Di dalam kitab Atharva Veda XII. 1.45 dinyatakan

Bumi pertiwi memikul bebannya, mengalirkan sungai kemakmuran dengan ribuan cabang bagi masyarakat yang hidup dalam berbagai tradisi, budaya, bahasa, dan keyakinan. Hendaklah kamu hormat kepadanya dengan menumbuhkan penghargaan dan kecintaan yang tulus di antara mereka seperti halnya induk sapi memelihara anaknya

Kitab suci Atharva Veda III.30.1 mengingatkan
Sahridayam sam manasyam

Avidvesam krinomivah

Anyo anyam abhiryata

Vatsamjatkam ivaghnya

Artinya:

Wahai manusia, Aku telah memberimu sifat-sifat ketulus iklasan dan mentalitas yang sama serta perasaan berkawan tanpa kebencian, seperti halnya induk sapi mencintai anaknya yang baru lahir. Demikianlah seharusnya engkau mencintai sesamamu.

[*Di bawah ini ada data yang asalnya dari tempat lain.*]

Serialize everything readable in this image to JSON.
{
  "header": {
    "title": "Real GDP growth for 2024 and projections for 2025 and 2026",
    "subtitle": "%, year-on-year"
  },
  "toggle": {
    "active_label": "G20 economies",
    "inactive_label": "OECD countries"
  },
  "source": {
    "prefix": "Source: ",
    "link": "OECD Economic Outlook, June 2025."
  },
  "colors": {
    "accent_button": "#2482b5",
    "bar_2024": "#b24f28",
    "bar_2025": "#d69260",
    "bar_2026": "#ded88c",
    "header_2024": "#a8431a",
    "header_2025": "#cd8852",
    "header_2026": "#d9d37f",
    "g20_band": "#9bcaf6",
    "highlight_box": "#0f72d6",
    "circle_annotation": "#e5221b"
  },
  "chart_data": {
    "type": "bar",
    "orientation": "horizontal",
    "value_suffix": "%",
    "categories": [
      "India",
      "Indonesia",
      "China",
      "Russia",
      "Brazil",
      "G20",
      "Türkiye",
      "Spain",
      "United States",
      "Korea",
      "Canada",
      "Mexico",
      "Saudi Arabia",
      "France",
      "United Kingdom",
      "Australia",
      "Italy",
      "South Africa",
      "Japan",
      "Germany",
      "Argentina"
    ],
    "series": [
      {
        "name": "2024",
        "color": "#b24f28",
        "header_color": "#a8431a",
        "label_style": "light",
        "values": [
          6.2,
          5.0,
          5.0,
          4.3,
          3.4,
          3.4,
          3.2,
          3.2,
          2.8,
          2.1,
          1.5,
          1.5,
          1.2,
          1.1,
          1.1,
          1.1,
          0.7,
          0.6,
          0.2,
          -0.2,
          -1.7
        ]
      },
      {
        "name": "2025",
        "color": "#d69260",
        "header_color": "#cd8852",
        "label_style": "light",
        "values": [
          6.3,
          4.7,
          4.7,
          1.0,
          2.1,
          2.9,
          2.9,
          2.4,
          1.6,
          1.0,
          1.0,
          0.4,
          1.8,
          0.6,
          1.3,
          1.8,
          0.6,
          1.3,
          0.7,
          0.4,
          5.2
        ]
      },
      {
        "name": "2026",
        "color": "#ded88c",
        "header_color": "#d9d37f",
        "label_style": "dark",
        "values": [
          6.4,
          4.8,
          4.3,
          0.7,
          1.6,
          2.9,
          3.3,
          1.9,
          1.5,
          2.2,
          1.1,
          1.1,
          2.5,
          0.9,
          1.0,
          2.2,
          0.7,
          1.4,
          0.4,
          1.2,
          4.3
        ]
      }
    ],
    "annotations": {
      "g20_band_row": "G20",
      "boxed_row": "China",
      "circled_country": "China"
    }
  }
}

Kesadaran persaudaran perlu ditumbuhkembangkan di intern umat Hindu, antaragama, dan antaretnis, yakni kesadaran menyamabraya sebagai wujud solidaritas kepada sesama saudara di republik ini. Pengamalan ajaran kemanusiaan, saling menyayangi secara manusiawi tercermin dalam kitab suci berikut

Kitab suci Bhagavad Gita XII.13 menyatakan:

Hendaknya dia tidak membenci segala mahluk, bersahabat penuh kasih sayang, bebas dari egoisme dan keangkuhan, bersikap sama dalam suka dan duka serta bersifat pemaaf”.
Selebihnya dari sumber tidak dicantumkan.